Ulama berbeda pendapat mengenai hukum mengambil tanah di Mekah atau Madinah, kemudian dibawa ke luar daerah.
Pertama, Dibolehkan mengambil tanah atau kerikil kota Mekah atau Madinah ke luar daerah.
Ini merupakan pendapat Abu Hanifah dan ulama hanafiyah. Mereka beralasan bahwa tidak ada dalil yang melarang hal ini. Sehingga kembali kepada hukum asal yaitu mubah. Sementara hadis tentang haramnya daerah Mekah dan Madinah, itu berlaku untuk selain tanah. Seperti pepohonan, binatang, dan yang lainnya.
Kedua, Makruh mengambil tanah atau kerikil kota Mekah atau Madinah ke luar daerah.

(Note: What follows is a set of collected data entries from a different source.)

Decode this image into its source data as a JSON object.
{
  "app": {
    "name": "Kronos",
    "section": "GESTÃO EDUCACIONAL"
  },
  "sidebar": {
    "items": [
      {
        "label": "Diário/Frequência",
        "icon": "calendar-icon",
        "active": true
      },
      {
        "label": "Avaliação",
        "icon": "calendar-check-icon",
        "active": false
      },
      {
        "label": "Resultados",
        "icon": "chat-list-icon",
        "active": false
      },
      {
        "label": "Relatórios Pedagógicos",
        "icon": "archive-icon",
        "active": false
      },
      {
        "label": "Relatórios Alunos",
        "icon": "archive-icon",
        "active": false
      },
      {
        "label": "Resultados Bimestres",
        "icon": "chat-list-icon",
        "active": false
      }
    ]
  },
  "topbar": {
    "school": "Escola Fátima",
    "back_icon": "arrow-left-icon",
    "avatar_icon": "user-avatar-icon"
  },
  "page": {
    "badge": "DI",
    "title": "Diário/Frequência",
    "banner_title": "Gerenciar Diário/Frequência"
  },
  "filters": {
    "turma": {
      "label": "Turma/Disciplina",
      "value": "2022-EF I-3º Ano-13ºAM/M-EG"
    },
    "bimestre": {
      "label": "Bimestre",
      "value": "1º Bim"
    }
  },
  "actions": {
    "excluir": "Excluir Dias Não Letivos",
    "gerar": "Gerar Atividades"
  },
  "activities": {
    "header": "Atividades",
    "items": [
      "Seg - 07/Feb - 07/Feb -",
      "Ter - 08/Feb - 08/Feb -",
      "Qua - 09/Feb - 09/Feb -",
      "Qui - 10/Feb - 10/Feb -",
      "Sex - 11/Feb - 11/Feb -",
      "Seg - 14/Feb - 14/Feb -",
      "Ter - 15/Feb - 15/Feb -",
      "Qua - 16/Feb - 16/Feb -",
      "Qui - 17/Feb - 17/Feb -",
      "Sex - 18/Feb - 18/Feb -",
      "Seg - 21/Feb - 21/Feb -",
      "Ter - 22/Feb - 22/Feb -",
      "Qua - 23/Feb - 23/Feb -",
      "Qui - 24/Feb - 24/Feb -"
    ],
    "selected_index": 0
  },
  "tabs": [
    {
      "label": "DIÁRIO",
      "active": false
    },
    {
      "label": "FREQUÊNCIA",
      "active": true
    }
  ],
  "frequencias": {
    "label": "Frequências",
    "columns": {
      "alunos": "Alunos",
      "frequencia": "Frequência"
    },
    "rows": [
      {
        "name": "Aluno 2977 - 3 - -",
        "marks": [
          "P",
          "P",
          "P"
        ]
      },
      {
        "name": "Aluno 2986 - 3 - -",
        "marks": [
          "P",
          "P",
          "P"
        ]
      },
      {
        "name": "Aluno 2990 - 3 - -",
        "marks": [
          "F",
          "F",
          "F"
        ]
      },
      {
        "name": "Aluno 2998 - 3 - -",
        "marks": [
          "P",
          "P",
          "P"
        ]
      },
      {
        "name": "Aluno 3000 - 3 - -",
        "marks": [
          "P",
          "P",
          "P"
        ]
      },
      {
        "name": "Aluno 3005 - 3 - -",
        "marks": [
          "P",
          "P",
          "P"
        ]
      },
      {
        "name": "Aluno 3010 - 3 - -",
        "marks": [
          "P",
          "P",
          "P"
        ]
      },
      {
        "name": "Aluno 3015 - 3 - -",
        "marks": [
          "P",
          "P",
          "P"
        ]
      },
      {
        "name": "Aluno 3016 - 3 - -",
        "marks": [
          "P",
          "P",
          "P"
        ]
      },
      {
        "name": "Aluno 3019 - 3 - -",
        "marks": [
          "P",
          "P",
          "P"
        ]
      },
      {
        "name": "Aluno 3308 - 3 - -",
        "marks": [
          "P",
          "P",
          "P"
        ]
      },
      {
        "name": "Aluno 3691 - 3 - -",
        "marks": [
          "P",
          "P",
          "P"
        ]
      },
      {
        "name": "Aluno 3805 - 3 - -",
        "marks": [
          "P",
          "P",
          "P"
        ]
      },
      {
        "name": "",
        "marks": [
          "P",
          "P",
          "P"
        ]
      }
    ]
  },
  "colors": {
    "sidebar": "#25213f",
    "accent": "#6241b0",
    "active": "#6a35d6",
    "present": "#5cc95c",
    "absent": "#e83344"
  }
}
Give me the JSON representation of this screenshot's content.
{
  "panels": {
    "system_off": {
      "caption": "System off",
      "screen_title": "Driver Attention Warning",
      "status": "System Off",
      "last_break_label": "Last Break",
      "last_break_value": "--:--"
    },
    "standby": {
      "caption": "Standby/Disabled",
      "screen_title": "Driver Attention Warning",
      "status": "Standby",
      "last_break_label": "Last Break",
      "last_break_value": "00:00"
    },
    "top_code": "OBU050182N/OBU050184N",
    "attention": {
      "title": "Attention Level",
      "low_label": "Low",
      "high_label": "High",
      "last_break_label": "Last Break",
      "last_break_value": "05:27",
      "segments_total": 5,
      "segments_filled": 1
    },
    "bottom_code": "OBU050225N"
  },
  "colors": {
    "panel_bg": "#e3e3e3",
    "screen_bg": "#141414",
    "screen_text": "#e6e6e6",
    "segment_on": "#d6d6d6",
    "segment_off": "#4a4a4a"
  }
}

Ini merupakan pendapat mayoritas ulama, diantaranya Syafiiyah dan Hambali. Mereka berdalil dengan pernyataan Ibnu Umar dan Ibnu Abbas radhiyallahu ‘anhum.
Ibnu Jasir mengatakan,Imam Ahmad mengatakan, “Tidak boleh mengeluarkan tanah Madinah.” Ini juga yang dinyatakan Ibnu Umar dan Ibnu Abbas. Tidak boleh mengeluarkan kerikil Mekah keluar kota Mekah. Dalam kitab al-Muntaha dinyatakan, makruh membawa keluar tanah dan kerikil di daerah haram ke luar daerah haram,” (Mufidul Anam fi Tahrir Ahkam lil Haj, 1/233).
Al-Mubarokfuri menukil keterangan al-Muhib at-Thabari yang menjelaskan,
Diriwayatkan dari Ibnu Umar dan Ibnu Abbas radhiyallahu ‘anhum bahwa keduanya memakruhkan membawa keluar sedikitpun tanah dan kerikil Mekah ke daerah halal. (Mur’atul Mafatih, 9/478).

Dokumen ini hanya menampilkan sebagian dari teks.